On Desert Storms and Good Parents
I go down to the shore in the morning
and depending on the hour the waves
are rolling in or moving out,
and I say, oh, I am miserable,
what should I do? And the sea says
in its lovely voice:
Excuse me, I have work to do.
Mary Oliver, A Thousand Mornings
A four hour ride from San Diego, Interstate 8 descends from the Yuma mountains and parallels the Mexican border in a straight line for approximately a million miles. After a week of asking “is there anything interesting between Southern California and Southern Arizona?” and consistently hearing “absolutely not”, I resolved to take this featureless and mind-numbing road across the desert to my parents’ home in Tucson. There is nothing visible to the east except for a couple distant storms.
The motorcycle is enjoying this ride no more than I am. Cruising at 80 mph in 90ish degree heat, it’s no wonder the engine running hot. I decide 70 mph is plenty fast and back off the throttle, letting the semi-trucks fly past me. A tiny stutter in the engine has me look down at the tachometer and raise an eyebrow, then total and sudden engine failure has the bike engine-braking. Pulling the clutch and coasting to the shoulder I take a few deep breathes, get off the bike, eat some peanut M&M’s, and regret not having smokes or anything in my flask to ease the nerves. 58 miles east of Yuma, 17 miles from the nearest exit, 184 miles from Tucson.
It’s 2:30 in the afternoon: plenty of time to figure out why the bike won’t start. Thankfully, the two storms I’d been watching seem to be heading north and south away from me. And, praise the good lord, I have cell reception. Things could be much worse.
After a couple hours the bike is in several pieces and has yet to acquiesce to my prayers and curses. At about 4:30 the battery runs out of juice from all my attempts to start the bike. I stand at the side of the road with jumper cables for a while, waving at drivers. No one even slows down. Then my mom called.
Just calling to see what you want for dinner, honey.
Errrmmm… can you put pop on the phone?
one sec … Hey Case, what’s up?
The bike won’t start. I’m 2 or 3 hours outside Tucson.
OK, do you want me to come get you?
I rather you not have to. Can you give me another 30 minutes to try a few more solutions?
Yes. Call me back in a half-an-hour.
I spend the next 30 minutes calling around to see if my mechanically-minded friends can think of a solution I haven’t already tried. No luck.
Yes, I am on a road trip to South America. Yes, I am calling my pop to pick me up on the side of the interstate. Yes, my ego can handle that.
By the time I call my father back to give him the greenlight, he has already made a trip to the hardware store to buy tie-down straps and negotiated down the cents-per-mile price with the U-haul manager.
I decide to spend the next three hours studying the service manual, but am having a pretty hard time of it. The pages keep getting turned by the breeze, then a gust takes my hat off my head and throws it 30 feet down the road. Looking up, it’s apparent that the thunderhead to the north had taken a sudden turn south.

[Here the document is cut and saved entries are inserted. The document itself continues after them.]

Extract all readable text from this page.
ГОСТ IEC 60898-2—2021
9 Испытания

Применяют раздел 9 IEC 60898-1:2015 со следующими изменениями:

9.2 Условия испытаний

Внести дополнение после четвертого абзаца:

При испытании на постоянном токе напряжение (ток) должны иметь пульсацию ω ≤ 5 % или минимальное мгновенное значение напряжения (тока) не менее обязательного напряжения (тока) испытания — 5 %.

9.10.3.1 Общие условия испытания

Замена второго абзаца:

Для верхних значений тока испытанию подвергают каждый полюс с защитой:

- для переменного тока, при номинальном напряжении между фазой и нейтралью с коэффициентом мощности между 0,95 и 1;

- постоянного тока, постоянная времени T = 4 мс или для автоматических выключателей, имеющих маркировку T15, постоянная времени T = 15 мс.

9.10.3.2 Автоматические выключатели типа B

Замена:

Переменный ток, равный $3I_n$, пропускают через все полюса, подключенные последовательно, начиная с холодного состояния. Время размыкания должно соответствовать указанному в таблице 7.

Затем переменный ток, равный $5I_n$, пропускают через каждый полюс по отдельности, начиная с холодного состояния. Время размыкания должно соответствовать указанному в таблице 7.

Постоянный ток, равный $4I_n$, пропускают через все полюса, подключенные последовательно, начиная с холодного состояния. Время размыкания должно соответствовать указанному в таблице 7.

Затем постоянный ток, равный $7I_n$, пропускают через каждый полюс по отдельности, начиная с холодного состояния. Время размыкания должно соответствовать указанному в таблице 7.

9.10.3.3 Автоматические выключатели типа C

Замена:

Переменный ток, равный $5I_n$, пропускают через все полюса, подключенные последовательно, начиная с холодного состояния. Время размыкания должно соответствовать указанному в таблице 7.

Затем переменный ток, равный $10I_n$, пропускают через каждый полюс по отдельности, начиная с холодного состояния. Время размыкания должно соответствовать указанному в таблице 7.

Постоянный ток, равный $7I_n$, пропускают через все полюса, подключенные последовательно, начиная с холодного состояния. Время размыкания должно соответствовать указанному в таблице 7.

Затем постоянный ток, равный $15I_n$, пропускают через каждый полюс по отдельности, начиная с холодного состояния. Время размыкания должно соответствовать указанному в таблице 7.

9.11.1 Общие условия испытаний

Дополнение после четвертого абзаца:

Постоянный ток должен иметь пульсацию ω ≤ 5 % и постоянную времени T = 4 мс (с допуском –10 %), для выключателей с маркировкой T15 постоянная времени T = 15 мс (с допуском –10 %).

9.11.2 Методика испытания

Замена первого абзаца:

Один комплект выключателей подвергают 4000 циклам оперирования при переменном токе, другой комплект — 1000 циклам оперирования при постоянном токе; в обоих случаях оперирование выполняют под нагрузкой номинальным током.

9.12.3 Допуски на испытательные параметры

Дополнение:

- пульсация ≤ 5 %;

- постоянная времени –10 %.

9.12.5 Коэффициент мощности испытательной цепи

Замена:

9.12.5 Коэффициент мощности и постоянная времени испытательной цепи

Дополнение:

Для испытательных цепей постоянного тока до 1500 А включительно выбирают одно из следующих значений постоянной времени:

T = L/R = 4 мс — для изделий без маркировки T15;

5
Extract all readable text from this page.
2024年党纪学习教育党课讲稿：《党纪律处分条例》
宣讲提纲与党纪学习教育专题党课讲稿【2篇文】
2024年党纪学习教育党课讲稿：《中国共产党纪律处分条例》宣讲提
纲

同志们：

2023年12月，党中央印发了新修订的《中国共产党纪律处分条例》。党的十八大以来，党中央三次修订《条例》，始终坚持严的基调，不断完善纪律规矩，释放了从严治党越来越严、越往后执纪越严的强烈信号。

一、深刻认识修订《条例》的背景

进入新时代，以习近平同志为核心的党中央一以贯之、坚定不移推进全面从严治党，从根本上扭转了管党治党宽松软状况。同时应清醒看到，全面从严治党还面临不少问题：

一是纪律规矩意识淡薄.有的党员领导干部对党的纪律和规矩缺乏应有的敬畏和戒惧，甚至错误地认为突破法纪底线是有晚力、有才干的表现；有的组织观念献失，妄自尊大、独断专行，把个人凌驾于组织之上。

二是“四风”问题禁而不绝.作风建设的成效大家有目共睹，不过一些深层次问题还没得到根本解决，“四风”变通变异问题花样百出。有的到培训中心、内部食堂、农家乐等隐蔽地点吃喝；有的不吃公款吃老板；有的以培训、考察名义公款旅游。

For some reason I find this turn of events right and fitting. Chuckling and zipping up my jacket, a weird sense of gratitude takes hold. I get to have my very own Lieutenant Dan scene.
I spent the next three hours with a shit-eating grin on, soaked to the bone, lightning crackling overhead.
When my father and I finally rolled into the driveway after midnight, my mom was waiting for us on the couch.
“So,” she asked, “what do you want for dinner?”
After 5 days of head-scratching, googling, and tinkering, a vacuum hose was found to be melted shut against the engine block. An 800-mile test drive to the Grand Canyon with the mechanically-savvy, endlessly-entertaining Stephen Miller Haynes has restored confidence in the bike. Eastward into New Mexico.